Вскоре дорога спустилась к реке. Здесь, у переправы, рос могучий старый дуб, раскинув ветви шатром. Петр остановился, спешился и подвел коня к воде. Река в этом месте была широкая, спокойная, с чистой, прозрачной водой, в которой отражались прибрежные ивы и высокое, уже по-летнему синее небо. Конь жадно пил, фыркал, бил копытом по воде, разбрызгивая сверкающие на солнце капли. Петр присел на корточки, зачерпнул воды ладонями, умылся — вода оказалась студеной, обжигающей, но такой вкусной, что он зачерпнул еще и еще.

На противоположном берегу расстилались заливные луга. Трава там и правда стояла стеной — высокая, густая, темно-зеленая, с вкраплениями ярких цветов. Воздух над ней дрожал, переливался маревом. Петр перевел коня вброд, неглубоко, вода доходила лишь до стремян, и вскоре был на том берегу.

Он привязал коня в тени ив, достал литовку, поплевал на ладони, привычно размялся и начал косить. Работа спорилась. Коса звенела, врезаясь в сочную траву, и она ложилась ровными, тяжелыми рядами. Пахло скошенной зеленью так остро и сладко, что кружилась голова. Петр косил и думал о своем, а мысли все возвращались к одному — к темно-зеленым глазам, к хрупкой фигурке у покосившегося плетня. Вспомнил, как испуганно она глянула на них тогда, у колодца, и как быстро отвернулась, пряча свое лицо.
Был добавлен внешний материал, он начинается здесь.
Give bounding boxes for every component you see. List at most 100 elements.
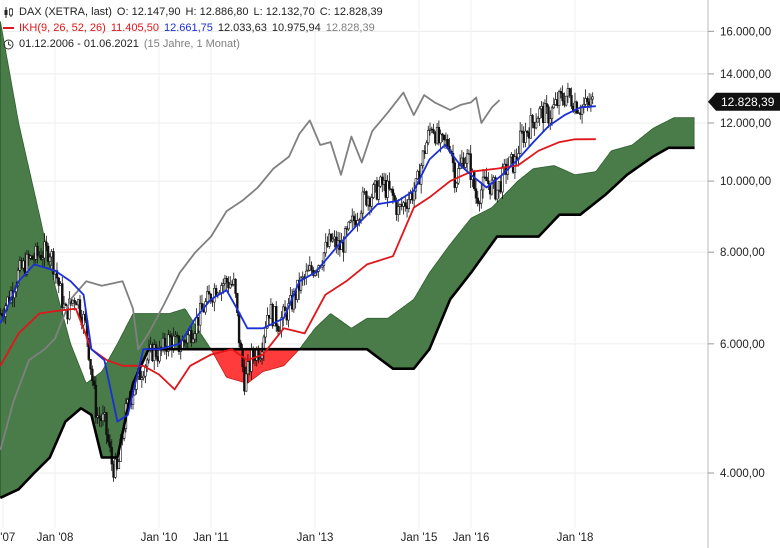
candle-body-down bbox=[520, 130, 524, 133]
candle-body-up bbox=[244, 373, 248, 392]
candlestick bbox=[547, 104, 550, 128]
candlestick bbox=[329, 233, 333, 243]
candle-body-up bbox=[496, 189, 499, 200]
candle-body-down bbox=[531, 115, 534, 123]
candlestick bbox=[372, 182, 375, 199]
candlestick bbox=[234, 278, 237, 298]
candle-body-down bbox=[64, 303, 68, 306]
candle-body-down bbox=[190, 330, 193, 343]
candlestick bbox=[94, 376, 98, 424]
candle-body-up bbox=[464, 162, 467, 168]
candlestick bbox=[446, 134, 449, 149]
candle-body-down bbox=[276, 325, 280, 332]
candle-body-down bbox=[36, 246, 39, 256]
candle-body-down bbox=[453, 162, 456, 188]
candle-body-down bbox=[57, 277, 60, 286]
candlestick bbox=[299, 275, 303, 294]
candlestick bbox=[107, 428, 110, 446]
candlestick bbox=[206, 285, 209, 304]
candle-body-down bbox=[478, 202, 481, 205]
candle-body-down bbox=[183, 340, 186, 342]
candle-body-down bbox=[110, 447, 113, 465]
candlestick bbox=[478, 200, 481, 212]
candle-body-down bbox=[46, 245, 50, 262]
candlestick bbox=[64, 302, 68, 306]
y-tick-label: 14.000,00 bbox=[720, 69, 771, 81]
candle-body-up bbox=[266, 315, 269, 329]
candlestick bbox=[404, 195, 407, 212]
candlestick bbox=[455, 181, 458, 193]
candle-body-down bbox=[485, 176, 488, 182]
candlestick bbox=[117, 458, 121, 469]
candle-body-down bbox=[388, 180, 391, 190]
candlestick bbox=[473, 169, 476, 191]
senkou-span-b-line bbox=[0, 146, 695, 499]
candlestick bbox=[549, 110, 552, 130]
candle-body-up bbox=[421, 150, 425, 166]
x-tick-label: Jan '16 bbox=[453, 532, 490, 544]
candle-body-down bbox=[0, 313, 4, 317]
candle-body-up bbox=[142, 375, 145, 379]
candle-body-down bbox=[108, 441, 112, 448]
candle-body-up bbox=[221, 283, 225, 286]
candle-body-up bbox=[564, 95, 568, 106]
x-tick-label: Jan '08 bbox=[37, 532, 74, 544]
candle-body-down bbox=[570, 95, 573, 107]
tenkan-sen-line bbox=[0, 105, 596, 423]
candle-body-down bbox=[252, 349, 255, 357]
candlestick bbox=[421, 150, 425, 169]
candle-body-up bbox=[292, 291, 296, 310]
y-tick-label: 16.000,00 bbox=[720, 26, 771, 38]
candle-body-down bbox=[55, 270, 59, 279]
candlestick bbox=[584, 89, 587, 107]
candlestick bbox=[306, 264, 310, 272]
candlestick bbox=[57, 276, 60, 294]
candlestick bbox=[101, 405, 105, 426]
candlestick bbox=[534, 113, 538, 130]
candlestick bbox=[200, 294, 204, 310]
candle-body-up bbox=[501, 166, 504, 193]
candle-body-down bbox=[176, 334, 179, 337]
candlestick bbox=[186, 332, 190, 349]
candle-body-up bbox=[206, 291, 209, 302]
candlestick bbox=[568, 87, 571, 99]
candle-body-down bbox=[568, 88, 571, 96]
candlestick bbox=[388, 172, 391, 191]
candlestick bbox=[91, 365, 94, 386]
candlestick bbox=[183, 339, 186, 347]
candlestick bbox=[236, 292, 239, 317]
candlestick bbox=[283, 300, 287, 311]
candlestick bbox=[223, 274, 227, 291]
candle-body-up bbox=[358, 219, 361, 221]
candle-body-down bbox=[98, 415, 101, 419]
candle-body-down bbox=[329, 233, 333, 242]
ikh-value-1: 11.405,50 bbox=[110, 22, 159, 34]
candlestick bbox=[207, 284, 211, 295]
candlestick bbox=[62, 295, 66, 310]
candle-body-down bbox=[237, 312, 241, 344]
candlestick bbox=[225, 275, 228, 290]
candlestick bbox=[427, 125, 430, 146]
candle-body-up bbox=[62, 303, 66, 309]
y-axis: 4.000,00 6.000,00 8.000,00 10.000,00 12.000,… bbox=[708, 26, 771, 480]
candle-body-up bbox=[16, 269, 20, 286]
candlestick bbox=[244, 366, 248, 392]
candle-body-up bbox=[41, 257, 45, 260]
candlestick bbox=[167, 329, 170, 357]
candle-body-down bbox=[487, 180, 490, 184]
candle-body-up bbox=[582, 103, 586, 107]
candlestick bbox=[476, 190, 479, 207]
ikh-value-2: 12.661,75 bbox=[163, 22, 213, 34]
candlestick bbox=[524, 122, 527, 148]
candlestick bbox=[158, 340, 161, 364]
candlestick bbox=[425, 140, 428, 155]
candle-body-up bbox=[549, 118, 552, 124]
candle-body-down bbox=[239, 342, 243, 349]
close-value: C: 12.828,39 bbox=[319, 6, 383, 18]
candle-body-up bbox=[259, 358, 262, 361]
candlestick bbox=[559, 87, 563, 99]
candle-body-down bbox=[586, 98, 589, 103]
candle-body-down bbox=[92, 380, 96, 386]
candlestick bbox=[343, 225, 347, 253]
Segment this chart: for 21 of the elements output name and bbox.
Солнце поднялось высоко и припекало уже совсем по-летнему. Петр скинул гимнастерку, оставшись в одной нижней рубахе, и работал, не зная устали. Рубаха взмокла от пота, прилипала к телу, но он не замечал этого, захваченный ритмом косьбы, звоном косы, запахами травы.

В какой-то момент, выпрямившись, чтобы перевести дух и вытереть пот со лба, он услышал звонкие девичьи голоса. Где-то неподалеку, ближе к лесу, собирали ягоды. Петр пригляделся — несколько ярких платков мелькали среди кустов.

Он усмехнулся, узнав знакомые с детства лица. Это были девчата из его станицы, с которыми он рос. Вон та, чернобровая и быстрая, — Марийка, соседка, с которой они в детстве лазали по чужим садам. Рядом с ней — две другие, помоложе, тоже знакомые.

Девчата заметили его, замахали руками, закричали:

— Петя! Петр Журба! Вернулся! А ну иди сюда, покажись!

Петр воткнул косу в землю, накинул гимнастерку и пошел к ним, улыбаясь. Девчата окружили его, затараторили, перебивая друг друга:

— Ой, какой стал! Красавец писаный! А мы тебя еще вчера видели, как вы с Федором въезжали, такие важные, на конях!

— А усы-то, усы! Настоящий казак!

— Рассказывай, где служил, что видел? Надолго ли домой?

Петр отвечал шутливо, отмахиваясь от их вопросов, а сам поглядывал на Марийку.

Она была когда-то его первой детской любовью — курносая, с веселыми карими глазами, в красных бусах на смуглой шее. Сейчас она смотрела на него с любопытством и с какой-то затаенной надеждой.

— А чего это ты один косишь? — спросила Марийка, поправляя платок. — Федор где? Али поссорились?

— Федор дома, отсыпается после вчерашнего, — рассмеялся Петр. — А я люблю с утра, пока роса, пока прохладно. Трава мягче, и коса лучше берет.

— Ой, Петя, а мы вчера вечером на гулянье собирались, а вас не было, — вмешалась другая девушка, круглолицая и румяная. — Приходите сегодня! Музыка будет, гармонист из соседней станицы приедет. Все наши будут.

— Придем, обязательно придем, — пообещал Петр, а сам подумал о другом.

Девчата еще немного пощебетали и побежали дальше, то и дело оглядываясь на Петра и прыская в кулачки.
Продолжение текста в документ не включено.